The place has a plain, suburban-style look from the outside, while inside it feels like a deli. A line of waiting patrons usually snakes through the place and it's always bustling. The crowd is as diverse as can be, with professionals, contractors, college kids and cops all eating side by side.
You order from the counter and your name is hollered when your meal is ready to pick up. This sounds simple enough, but it rarely works out so smoothly. If the stars align just so, you might enter to find no line and some high-energy ladies ready to take your order. More likely, you'll walk in to find a long line. But in either case, it's hard to find a menu until you're right up at the counter. A little better display of the specials and even the regular offerings would be helpful. Depending on your order and the traffic at the time, you could wait just a minute or two or up to 20 minutes for your number to be called.
Portions here are huge and appetizers would be excessive. If you're having a first course it should be one of the reliably good soups, like shrimp and mirliton, or a gumbo, which changes with the daily specials.

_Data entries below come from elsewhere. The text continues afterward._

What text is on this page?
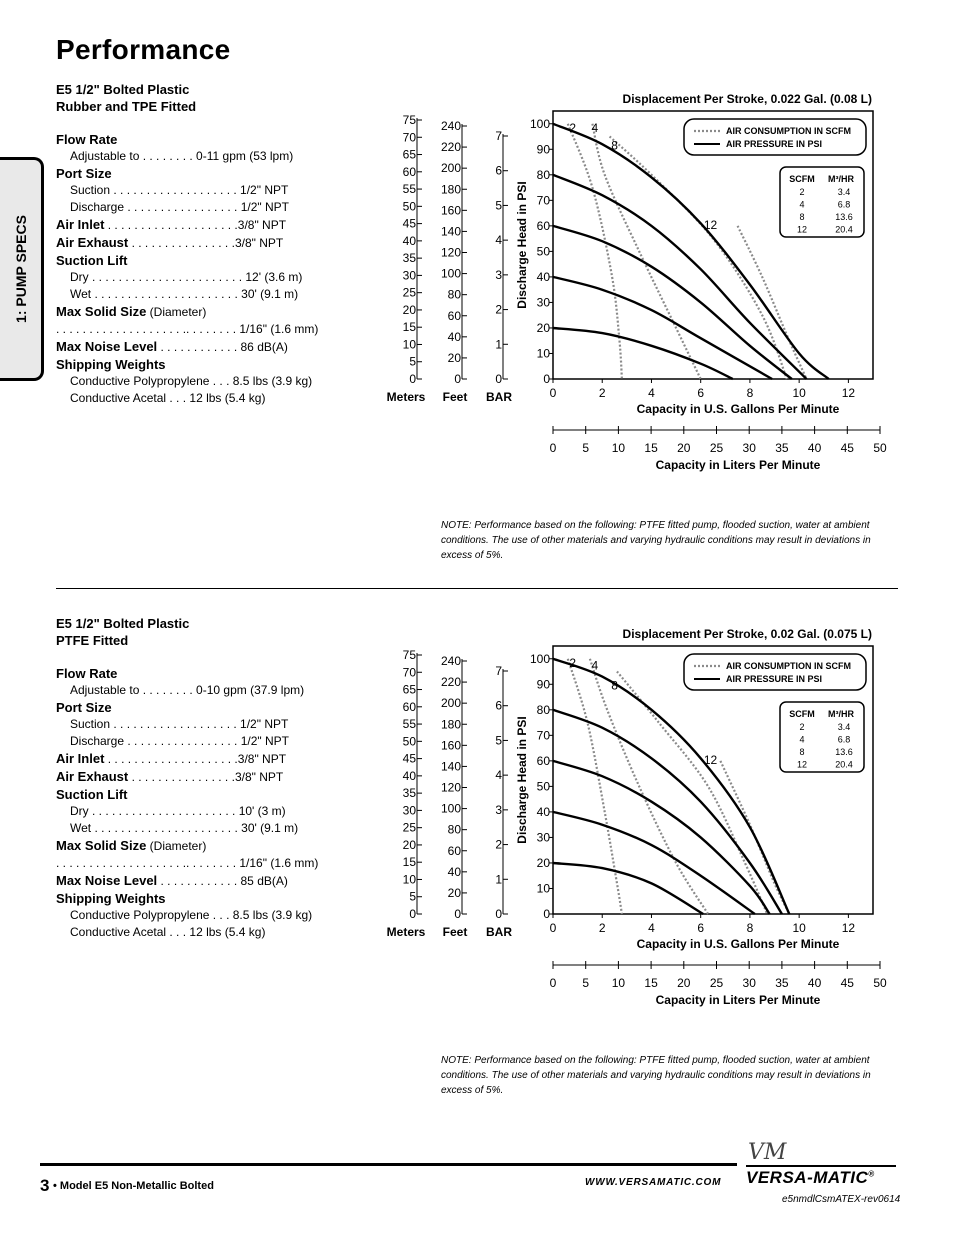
Performance
1: PUMP SPECS
E5 1/2" Bolted Plastic
Rubber and TPE Fitted
Flow Rate
Adjustable to . . . . . . . . 0-11 gpm (53 lpm)
Port Size
Suction . . . . . . . . . . . . . . . . . . . 1/2" NPT
Discharge . . . . . . . . . . . . . . . . . 1/2" NPT
Air Inlet . . . . . . . . . . . . . . . . . . . .3/8" NPT
Air Exhaust . . . . . . . . . . . . . . . .3/8" NPT
Suction Lift
Dry . . . . . . . . . . . . . . . . . . . . . . . 12' (3.6 m)
Wet . . . . . . . . . . . . . . . . . . . . . . 30' (9.1 m)
Max Solid Size (Diameter)
. . . . . . . . . . . . . . . . . . . .. . . . . . . . 1/16" (1.6 mm)
Max Noise Level . . . . . . . . . . . . 86 dB(A)
Shipping Weights
Conductive Polypropylene . . . 8.5 lbs (3.9 kg)
Conductive Acetal . . . 12 lbs (5.4 kg)
E5 1/2" Bolted Plastic
PTFE Fitted
Flow Rate
Adjustable to . . . . . . . . 0-10 gpm (37.9 lpm)
Port Size
Suction . . . . . . . . . . . . . . . . . . . 1/2" NPT
Discharge . . . . . . . . . . . . . . . . . 1/2" NPT
Air Inlet . . . . . . . . . . . . . . . . . . . .3/8" NPT
Air Exhaust . . . . . . . . . . . . . . . .3/8" NPT
Suction Lift
Dry . . . . . . . . . . . . . . . . . . . . . . 10' (3 m)
Wet . . . . . . . . . . . . . . . . . . . . . . 30' (9.1 m)
Max Solid Size (Diameter)
. . . . . . . . . . . . . . . . . . . .. . . . . . . . 1/16" (1.6 mm)
Max Noise Level . . . . . . . . . . . . 85 dB(A)
Shipping Weights
Conductive Polypropylene . . . 8.5 lbs (3.9 kg)
Conductive Acetal . . . 12 lbs (5.4 kg)
Displacement Per Stroke, 0.022 Gal. (0.08 L)
100
90
80
70
60
50
40
30
20
10
0
Discharge Head in PSI
0	2	4	6	8	10	12
Capacity in U.S. Gallons Per Minute
0 5 10 15 20 25 30 35 40 45 50
Capacity in Liters Per Minute
75
70
65
60
55
50
45
40
35
30
25
20
15
10
5
0
Meters
240
220
200
180
160
140
120
100
80
60
40
20
0
Feet
7
6
5
4
3
2
1
0
BAR
2 4
8
12
AIR CONSUMPTION IN SCFM
AIR PRESSURE IN PSI
SCFM M³/HR
2	3.4
4	6.8
8	13.6
12	20.4
Displacement Per Stroke, 0.02 Gal. (0.075 L)
100
90
80
70
60
50
40
30
20
10
0
Discharge Head in PSI
0	2	4	6	8	10	12
Capacity in U.S. Gallons Per Minute
0 5 10 15 20 25 30 35 40 45 50
Capacity in Liters Per Minute
75
70
65
60
55
50
45
40
35
30
25
20
15
10
5
0
Meters
240
220
200
180
160
140
120
100
80
60
40
20
0
Feet
7
6
5
4
3
2
1
0
BAR
2 4
8
12
AIR CONSUMPTION IN SCFM
AIR PRESSURE IN PSI
SCFM M³/HR
2	3.4
4	6.8
8	13.6
12	20.4
NOTE: Performance based on the following: PTFE fitted pump, flooded suction, water at ambient conditions. The use of other materials and varying hydraulic conditions may result in deviations in excess of 5%.
NOTE: Performance based on the following: PTFE fitted pump, flooded suction, water at ambient conditions. The use of other materials and varying hydraulic conditions may result in deviations in excess of 5%.
3 • Model E5 Non-Metallic Bolted	WWW.VERSAMATIC.COM
VM
VERSA-MATIC®
e5nmdlCsmATEX-rev0614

The regular menu and the specials list duel for attention here, and both have their high points. The specials list changes daily and it is quite long. One day you might find smothered beef short ribs or fried redfish covered with creamy crawfish sauce, or a soft shell crab with the same sauce, or smoked chicken salad or Cuban sandwiches. Even the rather plain-sounding stuffed tomato salad is in reality a heaping portion of shrimp remoulade and crabmeat ravigote overflowing from a tomato. Drawing on its butcher shop roots, Sammy's makes its own Italian sausage for pasta plates and its own hot sausage for red beans and rice. Steaks and chops are all cut in house. The same hands-on approach goes into the excellent burgers, which anchor the regular menu. The standard burger is a mere $5 but it is built with a massive 12-ounce, hand-formed patty on a sturdy French bread-style bun. Another regular menu highlight is a sandwich called the "Ray Ray," an enormous combination of fried chicken cutlets under a pile of ham topped with melted Swiss. Fried seafood, roast beef po-boys and meaty salads round out the menu. Sammy's does a pretty standard breakfast of omelets and pancakes and egg plates, and homemade sausage and steak-and-egg options elevate the offerings.
Bread pudding in ready-to-go portioned boxes await anyone with the fortitude to finish a Sammy's lunch with any appetite remaining.
Most people go for the self-serve iced tea and soft drinks, though there is a single Budweiser tap.
This is a bargain place. If there's anywhere making a bigger burger for the money, I haven't found it, and regardless of price this is one of the best burgers in town. Specials are usually between $7 and $13, but even at the higher end it seems a bargain for the quality and size of the meals presented.
Sammy's is the kind of place that combines everyday value with the great flavors of casual Creole cooking and the hands-on approach of a butcher on premises. Though the location and curbside appearance obscure it, there's no mystery why so many people who eat here become regulars and gladly queue up for lunch.